Design contains 3 kernels ``mscale``, ``madd`` and ``mmult``. ``madd``
needs to wait for ``mscale`` to complete but ``mmult`` can run
independently (no dependency).

``multiple_command_queues`` function creates two sequential command
queues, one for ``mscale and madd`` and other for ``mmult``.

.. code:: cpp

   cl::CommandQueue ordered_queue1(context, device, CL_QUEUE_PROFILING_ENABLE, &err);
   cl::CommandQueue ordered_queue2(context, device, CL_QUEUE_PROFILING_ENABLE, &err);

Both Command queues are created as in-order execution. ``msacle`` and
``madd`` are enqueued in first command queue one after another. As
Command queue is ``in-order``, ``madd`` will only start when ``mscale``
will finish. So the order of execution is handled by command queue.

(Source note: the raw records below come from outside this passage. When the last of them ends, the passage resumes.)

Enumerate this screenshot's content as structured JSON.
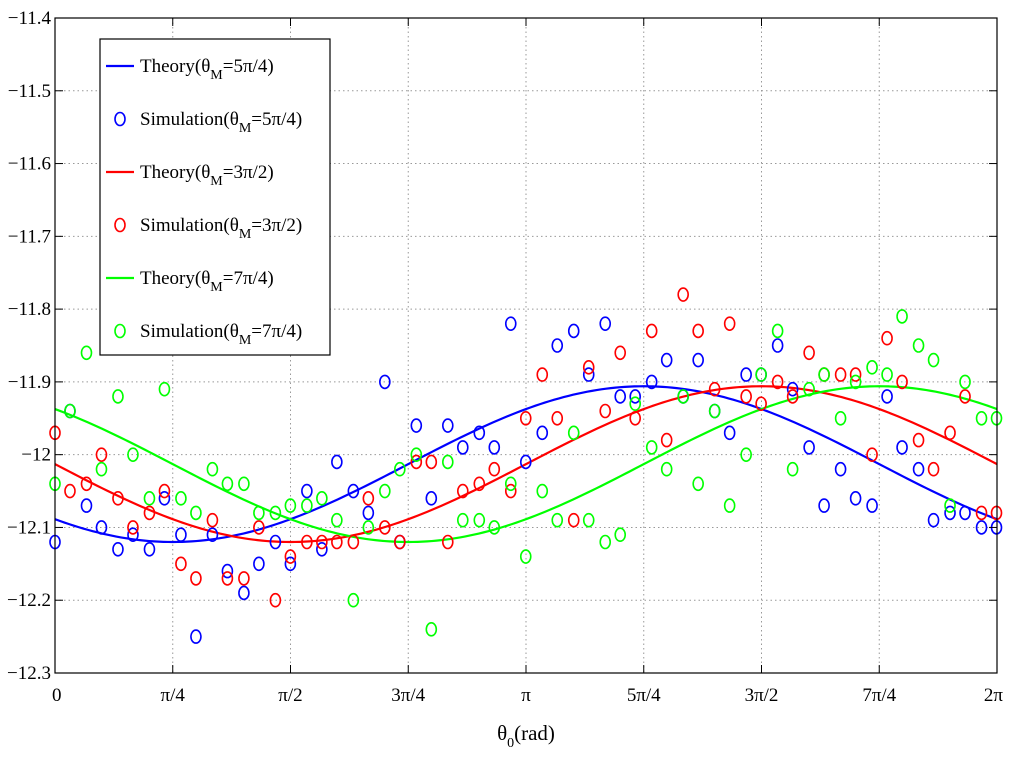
{
  "chart_data": {
    "type": "scatter",
    "title": "",
    "xlabel": "θ",
    "xlabel_sub": "0",
    "xlabel_unit": "(rad)",
    "ylabel": "",
    "xlim": [
      0,
      6.283185
    ],
    "ylim": [
      -12.3,
      -11.4
    ],
    "grid": true,
    "legend_position": "top-left",
    "x_ticks": [
      {
        "value": 0,
        "label": "0"
      },
      {
        "value": 0.785398,
        "label": "π/4"
      },
      {
        "value": 1.570796,
        "label": "π/2"
      },
      {
        "value": 2.356194,
        "label": "3π/4"
      },
      {
        "value": 3.141593,
        "label": "π"
      },
      {
        "value": 3.926991,
        "label": "5π/4"
      },
      {
        "value": 4.712389,
        "label": "3π/2"
      },
      {
        "value": 5.497787,
        "label": "7π/4"
      },
      {
        "value": 6.283185,
        "label": "2π"
      }
    ],
    "y_ticks": [
      {
        "value": -11.4,
        "label": "−11.4"
      },
      {
        "value": -11.5,
        "label": "−11.5"
      },
      {
        "value": -11.6,
        "label": "−11.6"
      },
      {
        "value": -11.7,
        "label": "−11.7"
      },
      {
        "value": -11.8,
        "label": "−11.8"
      },
      {
        "value": -11.9,
        "label": "−11.9"
      },
      {
        "value": -12.0,
        "label": "−12"
      },
      {
        "value": -12.1,
        "label": "−12.1"
      },
      {
        "value": -12.2,
        "label": "−12.2"
      },
      {
        "value": -12.3,
        "label": "−12.3"
      }
    ],
    "theory_model": {
      "mean": -12.013,
      "amplitude": 0.107
    },
    "series": [
      {
        "name": "Theory(θM=5π/4)",
        "legend_main": "Theory(θ",
        "legend_sub": "M",
        "legend_tail": "=5π/4)",
        "kind": "line",
        "color": "#0000ff",
        "theta_M": 3.926991
      },
      {
        "name": "Simulation(θM=5π/4)",
        "legend_main": "Simulation(θ",
        "legend_sub": "M",
        "legend_tail": "=5π/4)",
        "kind": "points",
        "color": "#0000ff",
        "x": [
          0,
          0.1,
          0.21,
          0.31,
          0.42,
          0.52,
          0.63,
          0.73,
          0.84,
          0.94,
          1.05,
          1.15,
          1.26,
          1.36,
          1.47,
          1.57,
          1.68,
          1.78,
          1.88,
          1.99,
          2.09,
          2.2,
          2.3,
          2.41,
          2.51,
          2.62,
          2.72,
          2.83,
          2.93,
          3.04,
          3.14,
          3.25,
          3.35,
          3.46,
          3.56,
          3.67,
          3.77,
          3.87,
          3.98,
          4.08,
          4.19,
          4.29,
          4.4,
          4.5,
          4.61,
          4.71,
          4.82,
          4.92,
          5.03,
          5.13,
          5.24,
          5.34,
          5.45,
          5.55,
          5.65,
          5.76,
          5.86,
          5.97,
          6.07,
          6.18,
          6.28
        ],
        "y": [
          -12.12,
          -11.94,
          -12.07,
          -12.1,
          -12.13,
          -12.11,
          -12.13,
          -12.06,
          -12.11,
          -12.25,
          -12.11,
          -12.16,
          -12.19,
          -12.15,
          -12.12,
          -12.15,
          -12.05,
          -12.13,
          -12.01,
          -12.05,
          -12.08,
          -11.9,
          -12.12,
          -11.96,
          -12.06,
          -11.96,
          -11.99,
          -11.97,
          -11.99,
          -11.82,
          -12.01,
          -11.97,
          -11.85,
          -11.83,
          -11.89,
          -11.82,
          -11.92,
          -11.92,
          -11.9,
          -11.87,
          -11.92,
          -11.87,
          -11.94,
          -11.97,
          -11.89,
          -11.89,
          -11.85,
          -11.91,
          -11.99,
          -12.07,
          -12.02,
          -12.06,
          -12.07,
          -11.92,
          -11.99,
          -12.02,
          -12.09,
          -12.08,
          -12.08,
          -12.1,
          -12.1
        ]
      },
      {
        "name": "Theory(θM=3π/2)",
        "legend_main": "Theory(θ",
        "legend_sub": "M",
        "legend_tail": "=3π/2)",
        "kind": "line",
        "color": "#ff0000",
        "theta_M": 4.712389
      },
      {
        "name": "Simulation(θM=3π/2)",
        "legend_main": "Simulation(θ",
        "legend_sub": "M",
        "legend_tail": "=3π/2)",
        "kind": "points",
        "color": "#ff0000",
        "x": [
          0,
          0.1,
          0.21,
          0.31,
          0.42,
          0.52,
          0.63,
          0.73,
          0.84,
          0.94,
          1.05,
          1.15,
          1.26,
          1.36,
          1.47,
          1.57,
          1.68,
          1.78,
          1.88,
          1.99,
          2.09,
          2.2,
          2.3,
          2.41,
          2.51,
          2.62,
          2.72,
          2.83,
          2.93,
          3.04,
          3.14,
          3.25,
          3.35,
          3.46,
          3.56,
          3.67,
          3.77,
          3.87,
          3.98,
          4.08,
          4.19,
          4.29,
          4.4,
          4.5,
          4.61,
          4.71,
          4.82,
          4.92,
          5.03,
          5.13,
          5.24,
          5.34,
          5.45,
          5.55,
          5.65,
          5.76,
          5.86,
          5.97,
          6.07,
          6.18,
          6.28
        ],
        "y": [
          -11.97,
          -12.05,
          -12.04,
          -12.0,
          -12.06,
          -12.1,
          -12.08,
          -12.05,
          -12.15,
          -12.17,
          -12.09,
          -12.17,
          -12.17,
          -12.1,
          -12.2,
          -12.14,
          -12.12,
          -12.12,
          -12.12,
          -12.12,
          -12.06,
          -12.1,
          -12.12,
          -12.01,
          -12.01,
          -12.12,
          -12.05,
          -12.04,
          -12.02,
          -12.05,
          -11.95,
          -11.89,
          -11.95,
          -12.09,
          -11.88,
          -11.94,
          -11.86,
          -11.95,
          -11.83,
          -11.98,
          -11.78,
          -11.83,
          -11.91,
          -11.82,
          -11.92,
          -11.93,
          -11.9,
          -11.92,
          -11.86,
          -11.89,
          -11.89,
          -11.89,
          -12.0,
          -11.84,
          -11.9,
          -11.98,
          -12.02,
          -11.97,
          -11.92,
          -12.08,
          -12.08
        ]
      },
      {
        "name": "Theory(θM=7π/4)",
        "legend_main": "Theory(θ",
        "legend_sub": "M",
        "legend_tail": "=7π/4)",
        "kind": "line",
        "color": "#00ff00",
        "theta_M": 5.497787
      },
      {
        "name": "Simulation(θM=7π/4)",
        "legend_main": "Simulation(θ",
        "legend_sub": "M",
        "legend_tail": "=7π/4)",
        "kind": "points",
        "color": "#00ff00",
        "x": [
          0,
          0.1,
          0.21,
          0.31,
          0.42,
          0.52,
          0.63,
          0.73,
          0.84,
          0.94,
          1.05,
          1.15,
          1.26,
          1.36,
          1.47,
          1.57,
          1.68,
          1.78,
          1.88,
          1.99,
          2.09,
          2.2,
          2.3,
          2.41,
          2.51,
          2.62,
          2.72,
          2.83,
          2.93,
          3.04,
          3.14,
          3.25,
          3.35,
          3.46,
          3.56,
          3.67,
          3.77,
          3.87,
          3.98,
          4.08,
          4.19,
          4.29,
          4.4,
          4.5,
          4.61,
          4.71,
          4.82,
          4.92,
          5.03,
          5.13,
          5.24,
          5.34,
          5.45,
          5.55,
          5.65,
          5.76,
          5.86,
          5.97,
          6.07,
          6.18,
          6.28
        ],
        "y": [
          -12.04,
          -11.94,
          -11.86,
          -12.02,
          -11.92,
          -12.0,
          -12.06,
          -11.91,
          -12.06,
          -12.08,
          -12.02,
          -12.04,
          -12.04,
          -12.08,
          -12.08,
          -12.07,
          -12.07,
          -12.06,
          -12.09,
          -12.2,
          -12.1,
          -12.05,
          -12.02,
          -12.0,
          -12.24,
          -12.01,
          -12.09,
          -12.09,
          -12.1,
          -12.04,
          -12.14,
          -12.05,
          -12.09,
          -11.97,
          -12.09,
          -12.12,
          -12.11,
          -11.93,
          -11.99,
          -12.02,
          -11.92,
          -12.04,
          -11.94,
          -12.07,
          -12.0,
          -11.89,
          -11.83,
          -12.02,
          -11.91,
          -11.89,
          -11.95,
          -11.9,
          -11.88,
          -11.89,
          -11.81,
          -11.85,
          -11.87,
          -12.07,
          -11.9,
          -11.95,
          -11.95
        ]
      }
    ]
  }
}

There is another approach of achieve the same using single out-of-order
command queue. ``out_of_order_queue`` function creates a single command
queue with out of order execution enabled which means that enqueues in
the command queue can go out of order (without waiting for a previous
execution to finish).

.. code:: cpp

   cl::CommandQueue ooo_queue(context, device,
             CL_QUEUE_PROFILING_ENABLE | CL_QUEUE_OUT_OF_ORDER_EXEC_MODE_ENABLE);

However, since we need that ``madd`` kernel only starts executing after
``mscale`` has finished, ``cl::event`` is used to wait for ``mscale`` to
finish execution.

.. code:: cpp

   cl::Event event;
   vector<cl::Event> kernel_wait_events
   kernel_wait_events.push_back(event);
   err = ooo_queue.enqueueNDRangeKernel(kernel_mscale, offset, global, local, nullptr, &event));

   err = ooo_queue.enqueueNDRangeKernel(kernel_madd, offset, global, local,
                                             &kernel_wait_events, // Event from previous call
                                             nullptr);

**EXCLUDED PLATFORMS:** 

 - All NoDMA Platforms, i.e u50 nodma etc

DESIGN FILES
------------

Application code is located in the src directory. Accelerator binary files will be compiled to the xclbin directory. The xclbin directory is required by the Makefile and its contents will be filled during compilation. A listing of all the files in this example is shown below

::

   src/host.cpp
   src/madd.cpp
   src/mmult.cpp
   src/mscale.cpp
   
Access these files in the github repo by `clicking here <https://github.com/Xilinx/Vitis_Accel_Examples/tree/master/host/concurrent_kernel_execution>`__.

COMMAND LINE ARGUMENTS
----------------------

Once the environment has been configured, the application can be executed by

::

   ./concurrent_kernel_execution <matrix_ops XCLBIN>